Nursing Home Nightmare
by: Allison Theresa
On October 31, your neighborhood may look more like a scene from a scary movie. Costumes, trick-or-treating, carving pumpkins, and haunted houses attract communities of adults and children alike. But the scare can sometimes go beyond Halloween hijinks. Safe Kids warns that children are “twice as likely to be hit by a car and killed on Halloween than any other day of the year.” Increased foot and motor traffic, unusual detours, and early dusk hours require extra caution for safe celebration. This Halloween, make sure you’re taking the right precautions to keep the scare in the haunted houses and off the streets.
Halloween Safety Tips for Children
If you are a parent, help your child avoid Halloween pedestrian hazards. Stick to face paint or make-up rather than bulky masks that can obstruct your child’s vision. Incorporate reflective tape and bright colors into their costume to make them more visible at night. If your ghoul is intent on donning black, arm them with flashlights or glow sticks.
Allowing kids to trick-or-treat in well-lit areas and in larger groups can provide extra peace of mind that motorists will take caution when around your child, but you should also talk to trick-or-treaters about their responsibilities as pedestrians. While crossing streets, costumed kids should take an extra moment to ensure they’re waiting for walk signs, making eye contact with drivers before crossing in front of them, and using cross walks rather than jay-walking. Darting in the street or crossing between parked cars should be strongly discouraged, especially on Halloween.
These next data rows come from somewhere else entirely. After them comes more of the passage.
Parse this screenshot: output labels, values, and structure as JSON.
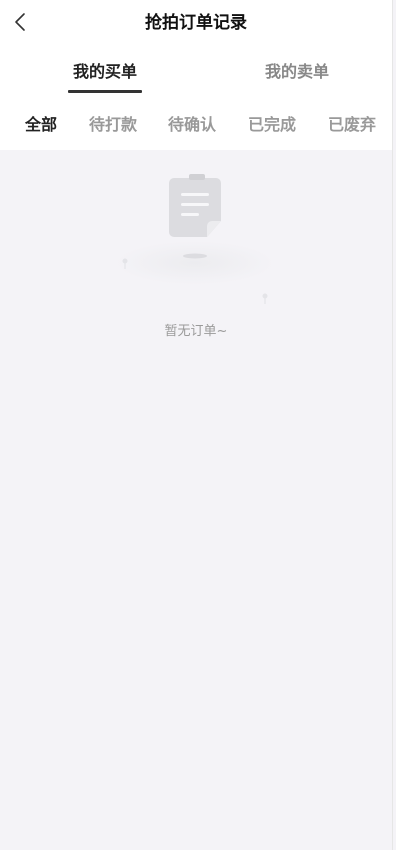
{
  "header": {
    "title": "抢拍订单记录",
    "back_icon": "chevron-left-icon"
  },
  "main_tabs": [
    {
      "label": "我的买单",
      "active": true
    },
    {
      "label": "我的卖单",
      "active": false
    }
  ],
  "filter_tabs": [
    {
      "label": "全部",
      "active": true
    },
    {
      "label": "待打款",
      "active": false
    },
    {
      "label": "待确认",
      "active": false
    },
    {
      "label": "已完成",
      "active": false
    },
    {
      "label": "已废弃",
      "active": false
    }
  ],
  "empty_state": {
    "icon": "empty-document-icon",
    "text": "暂无订单~"
  },
  "colors": {
    "background": "#f4f3f7",
    "header_background": "#ffffff",
    "active_text": "#222222",
    "inactive_text": "#999999",
    "underline": "#333333"
  }
}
All of these precautions can help protect kids, but the true responsibility falls on motorists driving on Halloween.
Halloween Safety Tips for Drivers
Because of the festivities, both car and foot traffic will run outside of usual patterns. Areas that are typically quiet, like cul-de-sacs and neighborhood drives, fill with goblins, ghouls, and witches on Halloween. Drivers should be as alert as possible, resisting the temptation to use electronic devices, drive while tired, or drive above the speed limit. The National Safety Council even encourages drivers to drive under the speed limit during peak trick-or-treating hours (usually between 5:00-8:00pm) as it can give you extra time to break for an unexpected pedestrian and possibly save a life.
Take extra caution when entering and exiting driveways and alleys as these areas are known to have low visibility and be high risk for pedestrian injury. Turn headlights on earlier in the day to help you see and be seen at dusk and into the evening.
When dropping off and picking up passengers trick-or-treaters, use extra caution. Pull over to a safe area away from moving traffic before opening doors, turn hazard lights on, and encourage passengers to exit the car from the side facing away from traffic. If you are driving and see a car stopped unexpectedly, proceed with caution as they may be dropping off or picking up children.
The NSC also recommends that new and inexperienced drivers try to stay off the roads entirely. Children in dark clothes on roadways, medians, and curbs can catch even the most experienced drivers off guard.
Spooky can be safe if the right precautions are taken.